Der Kloß hat sich auch heute in den Hals geschlichen. Plötzlich war er da und die Hände wurden kalt. Ich schäme mich immer noch so sehr dafür.
Dann kam mittags eine Nachricht: Ich soll nächsten Samstag einen Vortrag halten. Eine größere Veranstaltung, ich vertrete jemanden und werde deren fertig ausgearbeiteten Vortrag übernehmen. Das bedeutet, dass ich 30 Minuten lang für Geld vor Menschen stehen und sprechen werde. In dieser Dimension ist das neu für mich. Ich freue mich extrem über diese Form der Anerkennung und habe sofort zugesagt. Es ist nun allerdings auch hier der Fall, dass meine Gedanken um das Erbrechen kreisen. Versprecher, Fehler, Stottern, Hänger – das ist mir alles denkbar wurscht. Vor Leuten zu sprechen hat mir noch nie Angst bereitet.
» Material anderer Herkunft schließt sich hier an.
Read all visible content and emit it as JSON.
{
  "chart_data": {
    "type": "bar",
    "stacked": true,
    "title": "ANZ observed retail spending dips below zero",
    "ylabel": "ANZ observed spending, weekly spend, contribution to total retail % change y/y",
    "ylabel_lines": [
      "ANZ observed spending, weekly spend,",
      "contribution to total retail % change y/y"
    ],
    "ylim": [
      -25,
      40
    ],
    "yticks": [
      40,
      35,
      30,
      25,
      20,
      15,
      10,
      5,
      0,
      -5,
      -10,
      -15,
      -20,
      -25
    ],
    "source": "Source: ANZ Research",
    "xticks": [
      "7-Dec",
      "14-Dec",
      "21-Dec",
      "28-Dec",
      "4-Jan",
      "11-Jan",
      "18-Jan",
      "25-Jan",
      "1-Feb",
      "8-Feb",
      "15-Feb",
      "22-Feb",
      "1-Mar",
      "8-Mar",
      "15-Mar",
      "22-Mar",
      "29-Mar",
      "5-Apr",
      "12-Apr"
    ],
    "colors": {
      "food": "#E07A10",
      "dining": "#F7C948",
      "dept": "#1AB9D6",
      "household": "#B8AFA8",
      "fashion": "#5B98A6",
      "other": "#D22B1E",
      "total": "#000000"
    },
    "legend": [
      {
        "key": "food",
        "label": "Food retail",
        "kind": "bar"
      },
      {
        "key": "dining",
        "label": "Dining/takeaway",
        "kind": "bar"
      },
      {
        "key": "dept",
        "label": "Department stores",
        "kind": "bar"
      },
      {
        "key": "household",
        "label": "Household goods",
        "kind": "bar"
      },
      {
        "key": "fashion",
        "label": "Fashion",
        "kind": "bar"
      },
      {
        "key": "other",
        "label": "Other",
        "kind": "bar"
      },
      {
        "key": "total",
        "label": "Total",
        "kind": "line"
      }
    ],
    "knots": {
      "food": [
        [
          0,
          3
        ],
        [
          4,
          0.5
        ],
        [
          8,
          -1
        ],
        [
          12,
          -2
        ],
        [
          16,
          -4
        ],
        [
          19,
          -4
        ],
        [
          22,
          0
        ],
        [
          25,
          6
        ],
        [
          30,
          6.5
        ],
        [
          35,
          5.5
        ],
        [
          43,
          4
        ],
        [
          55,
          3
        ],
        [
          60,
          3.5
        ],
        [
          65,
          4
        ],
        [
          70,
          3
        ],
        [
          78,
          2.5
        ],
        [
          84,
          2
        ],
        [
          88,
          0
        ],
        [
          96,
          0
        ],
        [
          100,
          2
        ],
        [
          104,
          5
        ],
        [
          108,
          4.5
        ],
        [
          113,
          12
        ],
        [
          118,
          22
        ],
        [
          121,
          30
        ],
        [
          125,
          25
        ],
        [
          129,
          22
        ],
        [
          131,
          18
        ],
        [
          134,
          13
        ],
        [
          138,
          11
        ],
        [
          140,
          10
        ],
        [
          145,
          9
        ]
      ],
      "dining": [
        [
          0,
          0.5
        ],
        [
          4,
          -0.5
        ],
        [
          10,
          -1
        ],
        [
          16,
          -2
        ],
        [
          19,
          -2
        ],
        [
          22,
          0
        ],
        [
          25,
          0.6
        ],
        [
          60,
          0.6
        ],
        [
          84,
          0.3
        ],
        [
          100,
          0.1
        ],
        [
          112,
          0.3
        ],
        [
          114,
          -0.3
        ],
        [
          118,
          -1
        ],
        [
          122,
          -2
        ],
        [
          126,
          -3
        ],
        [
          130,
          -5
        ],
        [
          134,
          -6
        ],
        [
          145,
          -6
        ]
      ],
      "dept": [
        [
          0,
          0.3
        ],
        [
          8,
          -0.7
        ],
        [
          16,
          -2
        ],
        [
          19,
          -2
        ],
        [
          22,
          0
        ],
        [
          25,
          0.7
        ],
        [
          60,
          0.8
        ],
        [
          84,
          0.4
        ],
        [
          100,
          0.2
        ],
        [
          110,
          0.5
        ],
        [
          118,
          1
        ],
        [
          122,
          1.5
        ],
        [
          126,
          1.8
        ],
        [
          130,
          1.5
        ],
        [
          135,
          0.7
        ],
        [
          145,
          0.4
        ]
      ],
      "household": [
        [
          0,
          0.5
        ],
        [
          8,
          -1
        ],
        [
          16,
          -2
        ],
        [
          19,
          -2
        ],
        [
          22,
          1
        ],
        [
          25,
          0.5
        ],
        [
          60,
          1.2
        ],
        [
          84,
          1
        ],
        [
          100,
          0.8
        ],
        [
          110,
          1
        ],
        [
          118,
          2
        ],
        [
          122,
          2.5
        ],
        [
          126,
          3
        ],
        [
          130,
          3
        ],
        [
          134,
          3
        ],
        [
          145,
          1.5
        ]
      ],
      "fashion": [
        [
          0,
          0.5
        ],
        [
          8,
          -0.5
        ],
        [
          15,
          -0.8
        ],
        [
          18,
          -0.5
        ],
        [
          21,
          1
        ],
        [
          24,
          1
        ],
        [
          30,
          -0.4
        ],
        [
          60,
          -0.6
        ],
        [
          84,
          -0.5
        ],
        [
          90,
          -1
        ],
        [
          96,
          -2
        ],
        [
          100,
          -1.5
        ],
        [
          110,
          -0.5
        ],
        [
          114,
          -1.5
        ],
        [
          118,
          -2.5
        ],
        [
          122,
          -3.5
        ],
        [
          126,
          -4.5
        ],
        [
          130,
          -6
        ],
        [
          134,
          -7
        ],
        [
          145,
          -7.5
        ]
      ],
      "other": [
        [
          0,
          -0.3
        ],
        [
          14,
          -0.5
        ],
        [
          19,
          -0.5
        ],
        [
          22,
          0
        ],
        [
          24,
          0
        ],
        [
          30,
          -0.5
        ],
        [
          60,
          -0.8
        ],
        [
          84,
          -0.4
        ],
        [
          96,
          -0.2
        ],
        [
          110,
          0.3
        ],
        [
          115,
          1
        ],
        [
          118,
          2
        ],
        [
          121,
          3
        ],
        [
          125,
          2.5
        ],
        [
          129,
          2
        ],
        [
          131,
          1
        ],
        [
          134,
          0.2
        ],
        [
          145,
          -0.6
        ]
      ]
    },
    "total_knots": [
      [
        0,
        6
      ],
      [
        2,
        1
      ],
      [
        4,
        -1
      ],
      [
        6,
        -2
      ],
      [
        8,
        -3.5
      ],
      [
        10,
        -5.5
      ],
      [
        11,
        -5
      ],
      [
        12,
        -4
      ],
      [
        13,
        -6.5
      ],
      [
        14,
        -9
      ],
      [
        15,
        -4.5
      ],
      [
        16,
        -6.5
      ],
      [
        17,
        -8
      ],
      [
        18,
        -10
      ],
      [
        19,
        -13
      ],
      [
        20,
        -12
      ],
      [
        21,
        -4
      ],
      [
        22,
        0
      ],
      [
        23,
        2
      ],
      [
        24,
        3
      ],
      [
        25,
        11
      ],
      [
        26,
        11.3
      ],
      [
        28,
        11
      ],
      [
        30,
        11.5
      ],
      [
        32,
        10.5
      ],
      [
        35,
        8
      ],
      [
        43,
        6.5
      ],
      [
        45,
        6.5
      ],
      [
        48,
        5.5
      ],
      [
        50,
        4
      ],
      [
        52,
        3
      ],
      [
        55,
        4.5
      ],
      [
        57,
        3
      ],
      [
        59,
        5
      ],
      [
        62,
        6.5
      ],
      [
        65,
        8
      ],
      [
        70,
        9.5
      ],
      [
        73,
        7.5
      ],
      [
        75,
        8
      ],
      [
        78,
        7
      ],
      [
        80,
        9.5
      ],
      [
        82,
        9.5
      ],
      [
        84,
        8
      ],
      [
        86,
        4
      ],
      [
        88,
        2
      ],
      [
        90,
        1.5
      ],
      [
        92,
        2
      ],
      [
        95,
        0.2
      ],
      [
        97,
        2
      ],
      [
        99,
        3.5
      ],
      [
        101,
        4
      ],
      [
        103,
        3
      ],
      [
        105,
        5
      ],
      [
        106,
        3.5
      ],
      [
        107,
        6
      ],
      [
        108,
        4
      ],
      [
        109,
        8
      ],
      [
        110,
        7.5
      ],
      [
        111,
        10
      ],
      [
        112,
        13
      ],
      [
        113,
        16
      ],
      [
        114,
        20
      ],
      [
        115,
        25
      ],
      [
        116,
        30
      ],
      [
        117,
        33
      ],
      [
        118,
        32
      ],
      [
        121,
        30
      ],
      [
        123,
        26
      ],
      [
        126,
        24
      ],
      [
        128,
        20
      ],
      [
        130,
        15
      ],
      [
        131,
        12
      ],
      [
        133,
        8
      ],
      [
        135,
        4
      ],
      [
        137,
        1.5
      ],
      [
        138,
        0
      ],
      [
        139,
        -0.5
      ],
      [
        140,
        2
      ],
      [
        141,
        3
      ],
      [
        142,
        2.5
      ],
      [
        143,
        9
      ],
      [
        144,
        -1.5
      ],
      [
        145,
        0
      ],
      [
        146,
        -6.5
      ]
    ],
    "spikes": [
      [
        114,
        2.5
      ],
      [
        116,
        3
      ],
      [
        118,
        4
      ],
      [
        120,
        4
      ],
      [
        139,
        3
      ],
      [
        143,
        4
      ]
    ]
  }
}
Mein Kopf ist beherrscht von dem Szenario: Ich kotze den Leuten auf die Festtafel. Der Vortrag fällt deshalb leider aus. Erwartungen enttäuscht. Menschen angeekelt. Plan gestört. Schlecht.
Ich habe meine Therapeutin angerufen, weil der Tag mitten in der Expositionswoche liegt und ich nicht beides – die eigentlich geplante Konfrontation im Reisebus und den Vortrag – machen möchte. Wir haben uns darauf geeinigt, dass ich mal schaue, ob ich für den Rückweg eine Mitfahrgelegenheit finde, sonst ist Zug fahren auch in Ordnung und ich setze die Expo am nächsten Tag wie angedacht fort.
Außerdem hatte ich noch eine zweite Frage an sie: Ich soll mich im Anschluss an die Woche belohnen. Nach jeder einzelnen Exposition soll ich mir etwas Gutes tun (lecker essen, ein Buch kaufen, nicht zur Arbeit gehen o.Ä.) und zum gänzlichen Abschluss etwas wirklich Schönes machen. Ich denke darüber nach, für zwei Nächte wegzufahren und wollte sie fragen, welches Reisemittel ich wählen soll. Fünf Stunden Busfahrt wirken aktuell nicht wie der krass-positive Scheiß. Sie ermutigte mich aber, den Ausflug genauso zu planen: Hinfahrt mit dem Bus („In meinem therapeutischen Optimismus hoffe ich aktuell, dass das bis dahin kein Problem mehr für Sie darstellen wird.“), kleine Alltagspause, Rückfahrt mit dem Zug.
Mein Herz schlägt so schnell bei dem Gedanken daran. Ich bin gerade wirklich dünnhäutig, empfindlich, nicht zufrieden zu stellen. Diese große Negativität des Gefühls ist nicht ohne Strahlung und wirkt sich auf jeden Lebensbereich aus. Sie macht alles anstrengender und weniger schön, weil sie einfach allem in irgendeiner Form anhaftet.
Ich mag diese Phase gar nicht und sträube mich zusehends gegen den gefassten Plan. Ein großes Gefühl der Überforderung taucht immer wieder auf und ich sehne mich nach einer tiefen Umarmung. Körperkontakt beruhigt. Spazieren gehen aber auch – umso besser, dass der Hund sowieso nochmal raus muss.